Stuttgart (dpa/lsw) - Mit fantasievollen Kostümen, vielen Transparenten und bunten Ballons haben am Donnerstag laut Veranstalterangaben rund 1000 Menschen gegen Sparpläne in der Stuttgarter Kulturförderung demonstriert. Zum Abschluss dieser «Art Parade» durch die Innenstadt hat Staatstheater-Intendant Hasko Weber am Donnerstagnachmittag einen «Stuttgarter Appell» an Oberbürgermeister Wolfgang Schuster (CDU) übergeben. Darin fordern die Künstler, den Kulturbereich aus der Spardebatte auszunehmen.   

 

 

 

«Eine Großstadt wie Stuttgart lebt von der Attraktivität ihrer kulturellen Szene», heißt es in dem vor dem Rathaus verlesenen Appell. Nötig sei ein «Konjunkturpaket Kultur» als Antwort auf die Krise einer wirtschaftlich orientierten Gesellschaft. «Die Erfolgsgeschichte der Schwabenmetropole von der Nachkriegszeit bis heute bestand in einem kreativen Pakt von Kultur, Wirtschaft und Politik», erklärte Kunstwissenschaftler Beat Wyss auf der Abschlussdemonstration.
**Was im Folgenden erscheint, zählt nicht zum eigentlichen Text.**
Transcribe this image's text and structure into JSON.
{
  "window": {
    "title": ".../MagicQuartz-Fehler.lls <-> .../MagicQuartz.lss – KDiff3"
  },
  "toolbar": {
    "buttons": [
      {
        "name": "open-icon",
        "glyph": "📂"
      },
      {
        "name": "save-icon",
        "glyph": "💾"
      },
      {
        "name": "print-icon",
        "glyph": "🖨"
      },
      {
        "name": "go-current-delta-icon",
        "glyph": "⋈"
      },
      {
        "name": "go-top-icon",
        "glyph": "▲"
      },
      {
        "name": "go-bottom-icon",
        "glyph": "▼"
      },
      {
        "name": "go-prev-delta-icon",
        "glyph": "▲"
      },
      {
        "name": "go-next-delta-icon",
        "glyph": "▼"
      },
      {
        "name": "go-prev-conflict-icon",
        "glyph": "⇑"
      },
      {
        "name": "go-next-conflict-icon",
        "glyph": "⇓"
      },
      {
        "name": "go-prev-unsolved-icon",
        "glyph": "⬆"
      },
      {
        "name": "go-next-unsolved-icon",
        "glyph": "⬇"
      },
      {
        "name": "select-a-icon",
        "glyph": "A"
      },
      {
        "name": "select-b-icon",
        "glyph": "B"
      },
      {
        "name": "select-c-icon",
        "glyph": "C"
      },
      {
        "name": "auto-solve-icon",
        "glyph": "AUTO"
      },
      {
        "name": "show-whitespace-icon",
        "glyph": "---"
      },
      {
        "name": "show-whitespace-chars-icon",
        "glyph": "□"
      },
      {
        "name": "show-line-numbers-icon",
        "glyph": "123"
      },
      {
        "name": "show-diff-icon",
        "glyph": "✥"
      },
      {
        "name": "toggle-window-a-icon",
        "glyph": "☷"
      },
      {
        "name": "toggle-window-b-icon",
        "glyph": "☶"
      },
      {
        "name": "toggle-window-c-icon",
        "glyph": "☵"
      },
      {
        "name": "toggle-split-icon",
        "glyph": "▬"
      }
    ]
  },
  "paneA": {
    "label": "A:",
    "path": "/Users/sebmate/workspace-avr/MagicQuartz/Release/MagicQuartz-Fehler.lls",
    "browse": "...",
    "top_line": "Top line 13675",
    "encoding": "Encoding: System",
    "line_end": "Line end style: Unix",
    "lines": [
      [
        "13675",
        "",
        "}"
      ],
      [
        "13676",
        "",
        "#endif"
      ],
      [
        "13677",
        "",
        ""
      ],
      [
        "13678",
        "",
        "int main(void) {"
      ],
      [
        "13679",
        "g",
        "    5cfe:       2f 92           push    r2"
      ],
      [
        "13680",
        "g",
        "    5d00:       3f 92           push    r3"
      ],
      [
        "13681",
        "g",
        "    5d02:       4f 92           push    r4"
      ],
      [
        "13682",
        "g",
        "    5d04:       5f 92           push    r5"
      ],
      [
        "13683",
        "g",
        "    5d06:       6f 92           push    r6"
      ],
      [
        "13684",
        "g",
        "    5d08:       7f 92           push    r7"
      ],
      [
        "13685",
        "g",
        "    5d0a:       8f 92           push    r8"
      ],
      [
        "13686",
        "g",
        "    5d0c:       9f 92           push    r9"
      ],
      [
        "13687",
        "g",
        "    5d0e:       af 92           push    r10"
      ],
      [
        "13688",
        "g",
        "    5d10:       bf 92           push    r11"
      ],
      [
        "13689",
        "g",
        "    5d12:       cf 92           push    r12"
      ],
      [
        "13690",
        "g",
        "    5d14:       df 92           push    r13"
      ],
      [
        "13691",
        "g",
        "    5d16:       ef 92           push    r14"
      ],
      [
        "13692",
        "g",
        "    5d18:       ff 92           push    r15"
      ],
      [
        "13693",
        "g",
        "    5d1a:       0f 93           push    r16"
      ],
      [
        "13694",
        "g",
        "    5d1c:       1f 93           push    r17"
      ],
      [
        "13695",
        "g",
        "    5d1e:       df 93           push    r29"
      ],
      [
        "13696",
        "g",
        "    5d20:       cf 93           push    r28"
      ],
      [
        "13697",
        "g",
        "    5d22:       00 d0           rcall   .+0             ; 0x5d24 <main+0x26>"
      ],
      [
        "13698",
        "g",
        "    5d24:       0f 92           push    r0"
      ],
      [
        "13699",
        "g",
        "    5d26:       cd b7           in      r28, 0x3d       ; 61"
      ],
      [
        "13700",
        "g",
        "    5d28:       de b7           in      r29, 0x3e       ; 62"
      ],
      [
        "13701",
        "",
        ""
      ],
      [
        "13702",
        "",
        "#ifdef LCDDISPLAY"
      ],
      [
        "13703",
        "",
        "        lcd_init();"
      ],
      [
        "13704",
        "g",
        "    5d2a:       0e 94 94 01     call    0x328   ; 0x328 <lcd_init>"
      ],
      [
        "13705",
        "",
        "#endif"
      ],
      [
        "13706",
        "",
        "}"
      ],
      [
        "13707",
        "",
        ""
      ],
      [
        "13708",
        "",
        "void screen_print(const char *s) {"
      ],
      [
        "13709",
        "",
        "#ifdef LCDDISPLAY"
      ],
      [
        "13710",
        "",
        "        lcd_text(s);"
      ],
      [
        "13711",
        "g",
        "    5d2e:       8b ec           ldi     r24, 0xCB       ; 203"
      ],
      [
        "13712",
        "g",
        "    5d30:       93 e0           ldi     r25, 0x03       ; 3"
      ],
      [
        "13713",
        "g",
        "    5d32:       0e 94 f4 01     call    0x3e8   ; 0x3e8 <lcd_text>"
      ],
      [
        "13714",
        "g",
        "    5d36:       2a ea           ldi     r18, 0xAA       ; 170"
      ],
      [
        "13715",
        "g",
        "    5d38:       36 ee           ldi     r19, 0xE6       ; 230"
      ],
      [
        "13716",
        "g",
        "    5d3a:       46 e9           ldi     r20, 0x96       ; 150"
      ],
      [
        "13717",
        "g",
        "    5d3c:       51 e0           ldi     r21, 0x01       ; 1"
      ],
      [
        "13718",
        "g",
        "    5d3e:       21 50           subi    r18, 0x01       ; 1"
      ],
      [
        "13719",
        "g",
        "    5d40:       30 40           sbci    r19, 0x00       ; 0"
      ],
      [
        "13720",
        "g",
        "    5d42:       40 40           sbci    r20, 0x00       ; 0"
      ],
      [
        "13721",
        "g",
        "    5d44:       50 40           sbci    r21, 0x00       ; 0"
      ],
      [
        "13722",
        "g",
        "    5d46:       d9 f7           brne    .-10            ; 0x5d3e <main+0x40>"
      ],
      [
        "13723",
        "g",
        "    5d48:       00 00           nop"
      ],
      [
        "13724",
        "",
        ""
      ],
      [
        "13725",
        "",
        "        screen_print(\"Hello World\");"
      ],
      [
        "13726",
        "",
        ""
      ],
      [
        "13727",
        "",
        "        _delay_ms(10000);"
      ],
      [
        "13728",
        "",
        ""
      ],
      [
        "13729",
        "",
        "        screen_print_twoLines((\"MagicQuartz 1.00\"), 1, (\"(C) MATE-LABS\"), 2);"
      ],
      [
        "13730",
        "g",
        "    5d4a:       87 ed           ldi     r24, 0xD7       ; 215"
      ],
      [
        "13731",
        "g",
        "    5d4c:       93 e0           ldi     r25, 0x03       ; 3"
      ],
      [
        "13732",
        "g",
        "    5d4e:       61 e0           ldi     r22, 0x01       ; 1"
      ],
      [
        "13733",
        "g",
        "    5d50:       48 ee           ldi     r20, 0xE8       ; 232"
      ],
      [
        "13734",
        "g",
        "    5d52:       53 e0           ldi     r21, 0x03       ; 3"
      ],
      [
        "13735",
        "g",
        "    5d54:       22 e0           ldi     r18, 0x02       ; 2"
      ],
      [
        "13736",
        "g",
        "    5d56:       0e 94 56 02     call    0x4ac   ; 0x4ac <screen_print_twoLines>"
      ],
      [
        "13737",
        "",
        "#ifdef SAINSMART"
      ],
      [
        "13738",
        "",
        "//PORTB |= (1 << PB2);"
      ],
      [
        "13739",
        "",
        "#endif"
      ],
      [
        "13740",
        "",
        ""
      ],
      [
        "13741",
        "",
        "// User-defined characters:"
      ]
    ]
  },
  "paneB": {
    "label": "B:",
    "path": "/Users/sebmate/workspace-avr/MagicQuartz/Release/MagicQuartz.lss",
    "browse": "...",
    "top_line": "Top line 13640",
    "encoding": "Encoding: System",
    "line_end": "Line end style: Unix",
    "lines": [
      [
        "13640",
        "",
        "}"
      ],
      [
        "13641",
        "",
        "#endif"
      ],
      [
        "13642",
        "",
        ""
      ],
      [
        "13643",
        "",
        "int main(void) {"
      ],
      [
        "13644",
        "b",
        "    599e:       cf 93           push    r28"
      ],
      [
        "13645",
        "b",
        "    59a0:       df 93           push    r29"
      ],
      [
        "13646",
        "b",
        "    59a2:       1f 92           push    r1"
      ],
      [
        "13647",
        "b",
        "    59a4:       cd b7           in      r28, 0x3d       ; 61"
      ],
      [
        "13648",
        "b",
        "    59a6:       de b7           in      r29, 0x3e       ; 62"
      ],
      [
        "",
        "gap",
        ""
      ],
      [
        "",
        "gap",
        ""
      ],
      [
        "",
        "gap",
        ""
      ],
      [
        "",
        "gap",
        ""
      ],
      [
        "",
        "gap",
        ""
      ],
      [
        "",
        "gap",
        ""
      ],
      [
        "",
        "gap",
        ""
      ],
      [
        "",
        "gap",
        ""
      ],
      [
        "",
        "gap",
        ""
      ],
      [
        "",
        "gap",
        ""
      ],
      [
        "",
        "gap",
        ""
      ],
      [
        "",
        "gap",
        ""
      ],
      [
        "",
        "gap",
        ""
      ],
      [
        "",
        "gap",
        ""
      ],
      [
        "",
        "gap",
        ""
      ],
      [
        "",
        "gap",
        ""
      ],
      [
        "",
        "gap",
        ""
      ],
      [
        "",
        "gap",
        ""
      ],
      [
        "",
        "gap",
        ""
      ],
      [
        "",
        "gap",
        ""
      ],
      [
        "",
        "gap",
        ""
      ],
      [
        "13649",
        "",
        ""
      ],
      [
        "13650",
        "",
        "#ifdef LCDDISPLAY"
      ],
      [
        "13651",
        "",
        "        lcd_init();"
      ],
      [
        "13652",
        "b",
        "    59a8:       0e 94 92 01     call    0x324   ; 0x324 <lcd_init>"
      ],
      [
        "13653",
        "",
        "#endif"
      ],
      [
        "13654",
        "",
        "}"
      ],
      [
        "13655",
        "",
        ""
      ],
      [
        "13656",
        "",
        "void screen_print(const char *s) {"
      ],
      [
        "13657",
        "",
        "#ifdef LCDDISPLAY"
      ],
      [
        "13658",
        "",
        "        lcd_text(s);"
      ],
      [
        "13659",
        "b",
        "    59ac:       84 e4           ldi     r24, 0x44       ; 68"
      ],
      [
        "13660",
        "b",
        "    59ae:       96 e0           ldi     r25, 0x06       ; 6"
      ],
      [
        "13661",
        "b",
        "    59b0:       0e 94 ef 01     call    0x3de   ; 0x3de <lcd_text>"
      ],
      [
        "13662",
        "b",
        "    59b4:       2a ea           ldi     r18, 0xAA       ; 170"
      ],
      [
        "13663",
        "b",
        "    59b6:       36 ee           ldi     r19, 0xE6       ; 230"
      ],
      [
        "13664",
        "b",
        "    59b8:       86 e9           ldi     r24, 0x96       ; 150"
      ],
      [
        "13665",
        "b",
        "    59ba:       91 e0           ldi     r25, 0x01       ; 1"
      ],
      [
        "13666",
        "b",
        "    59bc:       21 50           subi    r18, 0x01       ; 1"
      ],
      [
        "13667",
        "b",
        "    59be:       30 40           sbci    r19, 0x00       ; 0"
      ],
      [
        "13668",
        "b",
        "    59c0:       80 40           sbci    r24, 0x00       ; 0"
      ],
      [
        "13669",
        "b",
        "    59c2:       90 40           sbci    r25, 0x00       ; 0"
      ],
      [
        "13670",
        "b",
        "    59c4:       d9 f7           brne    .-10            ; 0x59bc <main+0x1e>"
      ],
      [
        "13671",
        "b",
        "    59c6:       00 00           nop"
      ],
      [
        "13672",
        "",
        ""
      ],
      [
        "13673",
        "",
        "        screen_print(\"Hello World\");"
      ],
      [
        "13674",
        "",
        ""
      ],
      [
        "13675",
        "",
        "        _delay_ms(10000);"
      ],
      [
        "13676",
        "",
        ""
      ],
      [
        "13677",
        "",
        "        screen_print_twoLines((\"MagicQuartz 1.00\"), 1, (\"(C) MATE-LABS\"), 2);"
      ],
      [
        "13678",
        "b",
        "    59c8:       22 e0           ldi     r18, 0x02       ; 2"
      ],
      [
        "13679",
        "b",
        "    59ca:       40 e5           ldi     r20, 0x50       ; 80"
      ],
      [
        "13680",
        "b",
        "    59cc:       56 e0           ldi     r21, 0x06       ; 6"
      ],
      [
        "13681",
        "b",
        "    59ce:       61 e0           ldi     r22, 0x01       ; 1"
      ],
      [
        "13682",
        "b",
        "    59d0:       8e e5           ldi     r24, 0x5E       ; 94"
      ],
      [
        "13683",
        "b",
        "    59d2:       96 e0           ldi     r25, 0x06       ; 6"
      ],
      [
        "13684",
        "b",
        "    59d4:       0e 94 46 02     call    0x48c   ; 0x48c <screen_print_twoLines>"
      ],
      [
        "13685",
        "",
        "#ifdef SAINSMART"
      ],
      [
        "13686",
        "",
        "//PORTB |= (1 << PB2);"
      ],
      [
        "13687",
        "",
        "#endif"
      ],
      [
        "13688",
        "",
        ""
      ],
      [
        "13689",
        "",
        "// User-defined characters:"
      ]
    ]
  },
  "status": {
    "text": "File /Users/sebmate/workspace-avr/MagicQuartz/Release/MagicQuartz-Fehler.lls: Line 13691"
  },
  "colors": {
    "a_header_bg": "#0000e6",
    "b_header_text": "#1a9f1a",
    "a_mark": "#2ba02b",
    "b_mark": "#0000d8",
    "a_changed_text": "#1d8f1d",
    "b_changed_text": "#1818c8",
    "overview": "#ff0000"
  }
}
Diese Erfolge seien nun bedroht.   

 

 

 

Der Gemeinderat plant, bei Kultureinrichtungen mit mehr als 400 000 Euro Förderung pro Jahr 10 Prozent davon zu streichen, bei Einrichtungen unter dieser Grenze 5 Prozent. Dieser Plan soll am 18. Dezember verabschiedet werden. Auch in anderen Städten im Südwesten fürchten Kulturschaffende schmerzhafte Kürzungen.